Ministerpräsidentin Hannelore Kraft: Kritik aus Opposition

Düsseldorf (dpa/lnw) - Nach fünf Jahren im Amt hat Nordrhein-Westfalens Ministerpräsidentin Hannelore Kraft (SPD) laut Opposition eine schwache Bilanz vorzuweisen. Das Land könne seine Potenziale in Wirtschaft, Wissenschaft und Kultur nicht entfalten, viele Chancen für NRW seien verbaut, kritisierte CDU-Partei- und Fraktionschef Armin Laschet. "Fünf Jahre Kraft-Regierung bedeuten Stillstand statt mutiger Reformen", meinte FDP-Chef Christian Lindner. Kraft dagegen sagte der Deutschen Presse-Agentur, ihre rot-grüne Regierung sei bei Bildung und Kinderbetreuung vorangekommen. Und: "NRW ist ein starker Wirtschaftsstandort."

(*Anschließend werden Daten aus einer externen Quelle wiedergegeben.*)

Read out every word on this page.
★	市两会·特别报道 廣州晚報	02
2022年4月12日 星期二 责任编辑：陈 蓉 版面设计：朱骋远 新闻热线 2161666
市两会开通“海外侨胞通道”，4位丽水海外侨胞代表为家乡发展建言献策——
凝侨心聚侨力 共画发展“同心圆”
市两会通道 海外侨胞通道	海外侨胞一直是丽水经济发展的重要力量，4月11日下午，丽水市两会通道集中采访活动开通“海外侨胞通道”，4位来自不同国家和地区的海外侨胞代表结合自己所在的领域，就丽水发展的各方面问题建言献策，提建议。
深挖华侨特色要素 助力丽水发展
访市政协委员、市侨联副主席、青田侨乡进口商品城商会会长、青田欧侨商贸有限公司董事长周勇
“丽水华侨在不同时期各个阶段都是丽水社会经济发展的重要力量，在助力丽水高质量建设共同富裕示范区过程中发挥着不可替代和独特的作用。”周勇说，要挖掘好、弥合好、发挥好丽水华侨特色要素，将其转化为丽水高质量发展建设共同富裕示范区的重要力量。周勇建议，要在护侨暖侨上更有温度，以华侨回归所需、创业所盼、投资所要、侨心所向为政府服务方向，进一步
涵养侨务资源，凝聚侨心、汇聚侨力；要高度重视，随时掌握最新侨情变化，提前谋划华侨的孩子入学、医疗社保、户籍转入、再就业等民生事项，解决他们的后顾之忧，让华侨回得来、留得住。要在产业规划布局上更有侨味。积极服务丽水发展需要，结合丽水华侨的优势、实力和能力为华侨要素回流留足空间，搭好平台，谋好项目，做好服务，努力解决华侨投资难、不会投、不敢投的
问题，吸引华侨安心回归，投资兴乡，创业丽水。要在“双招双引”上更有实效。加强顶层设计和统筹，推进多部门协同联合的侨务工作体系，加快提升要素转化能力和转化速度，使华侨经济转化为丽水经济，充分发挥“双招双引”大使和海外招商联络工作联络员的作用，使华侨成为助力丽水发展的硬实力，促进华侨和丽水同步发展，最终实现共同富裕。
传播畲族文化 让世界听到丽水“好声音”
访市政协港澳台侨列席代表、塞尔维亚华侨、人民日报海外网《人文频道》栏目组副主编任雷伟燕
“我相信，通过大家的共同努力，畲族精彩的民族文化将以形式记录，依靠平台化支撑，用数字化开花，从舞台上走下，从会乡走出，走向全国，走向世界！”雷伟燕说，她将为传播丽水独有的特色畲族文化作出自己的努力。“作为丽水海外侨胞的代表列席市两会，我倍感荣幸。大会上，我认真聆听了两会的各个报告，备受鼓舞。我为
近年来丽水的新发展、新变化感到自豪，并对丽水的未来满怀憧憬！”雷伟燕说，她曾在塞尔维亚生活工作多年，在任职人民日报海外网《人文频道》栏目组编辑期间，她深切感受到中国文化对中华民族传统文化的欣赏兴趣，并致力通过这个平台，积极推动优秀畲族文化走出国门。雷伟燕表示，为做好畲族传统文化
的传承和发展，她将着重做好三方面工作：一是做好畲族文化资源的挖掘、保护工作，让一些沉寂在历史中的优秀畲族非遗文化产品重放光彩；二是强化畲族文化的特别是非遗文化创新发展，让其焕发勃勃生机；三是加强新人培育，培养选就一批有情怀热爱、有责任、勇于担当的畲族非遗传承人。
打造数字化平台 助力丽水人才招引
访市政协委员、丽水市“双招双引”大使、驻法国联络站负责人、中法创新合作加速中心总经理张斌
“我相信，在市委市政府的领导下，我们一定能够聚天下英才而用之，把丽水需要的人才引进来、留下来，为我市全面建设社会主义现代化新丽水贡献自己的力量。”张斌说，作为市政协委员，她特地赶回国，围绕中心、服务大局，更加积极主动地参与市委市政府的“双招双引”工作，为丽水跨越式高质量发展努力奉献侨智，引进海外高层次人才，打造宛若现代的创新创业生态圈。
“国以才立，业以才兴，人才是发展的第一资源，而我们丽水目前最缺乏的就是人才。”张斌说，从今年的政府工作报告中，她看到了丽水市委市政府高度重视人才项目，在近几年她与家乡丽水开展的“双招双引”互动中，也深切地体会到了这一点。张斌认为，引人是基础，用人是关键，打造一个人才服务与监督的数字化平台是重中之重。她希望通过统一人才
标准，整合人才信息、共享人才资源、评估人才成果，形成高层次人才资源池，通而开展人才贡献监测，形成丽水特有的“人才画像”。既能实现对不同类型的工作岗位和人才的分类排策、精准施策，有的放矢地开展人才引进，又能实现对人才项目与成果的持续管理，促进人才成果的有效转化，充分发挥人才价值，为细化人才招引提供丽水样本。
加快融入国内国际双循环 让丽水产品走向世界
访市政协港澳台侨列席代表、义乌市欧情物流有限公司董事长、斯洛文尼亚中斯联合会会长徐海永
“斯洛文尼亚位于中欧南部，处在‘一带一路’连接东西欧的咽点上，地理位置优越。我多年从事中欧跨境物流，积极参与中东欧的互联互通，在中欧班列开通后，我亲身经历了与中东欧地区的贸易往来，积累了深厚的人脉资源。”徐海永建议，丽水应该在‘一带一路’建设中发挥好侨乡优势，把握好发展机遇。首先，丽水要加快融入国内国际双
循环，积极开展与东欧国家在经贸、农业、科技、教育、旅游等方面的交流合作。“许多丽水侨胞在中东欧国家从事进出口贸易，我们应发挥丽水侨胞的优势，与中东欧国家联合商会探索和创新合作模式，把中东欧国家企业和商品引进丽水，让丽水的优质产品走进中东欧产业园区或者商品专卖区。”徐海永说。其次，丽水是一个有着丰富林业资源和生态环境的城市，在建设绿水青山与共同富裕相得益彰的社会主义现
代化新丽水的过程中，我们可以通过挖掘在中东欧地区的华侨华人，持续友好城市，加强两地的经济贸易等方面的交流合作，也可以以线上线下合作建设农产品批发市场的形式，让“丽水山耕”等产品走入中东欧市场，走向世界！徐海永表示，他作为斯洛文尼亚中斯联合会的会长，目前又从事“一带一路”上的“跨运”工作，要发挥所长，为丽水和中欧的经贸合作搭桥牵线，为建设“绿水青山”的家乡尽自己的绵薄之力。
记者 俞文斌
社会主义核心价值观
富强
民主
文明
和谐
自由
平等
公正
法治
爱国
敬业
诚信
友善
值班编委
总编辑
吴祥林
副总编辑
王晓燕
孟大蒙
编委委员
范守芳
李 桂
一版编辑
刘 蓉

Die SPD-Landes- und stellvertretende Bundesvorsitzende, seit 14. Juli 2010 Ministerpräsidentin, betonte: "Wir wären das siebtstärkste Land in der EU, wenn wir ein eigenständiger Staat wären." Mehr als neun Millionen Menschen hätten derzeit in NRW Arbeit, so viel wie nie zuvor. CDU-Oppositionsführer Laschet monierte dagegen wachsende Bürokratie, die Unternehmen ausbremse. Lindner zufolge hat Rot-Grün in punkto soziale Gerechtigkeit "bis heute nichts erreicht".

Mit Blick auf die Landtagswahl 2017 sagte Kraft, sie wolle die "vertrauensvolle" Zusammenarbeit mit den Grünen fortsetzen. Nachdem sie mit ihnen zuerst eine Minderheitsregierung geführt hatte, regiert Kraft seit Mai 2012 mit rot-grüner Mehrheit.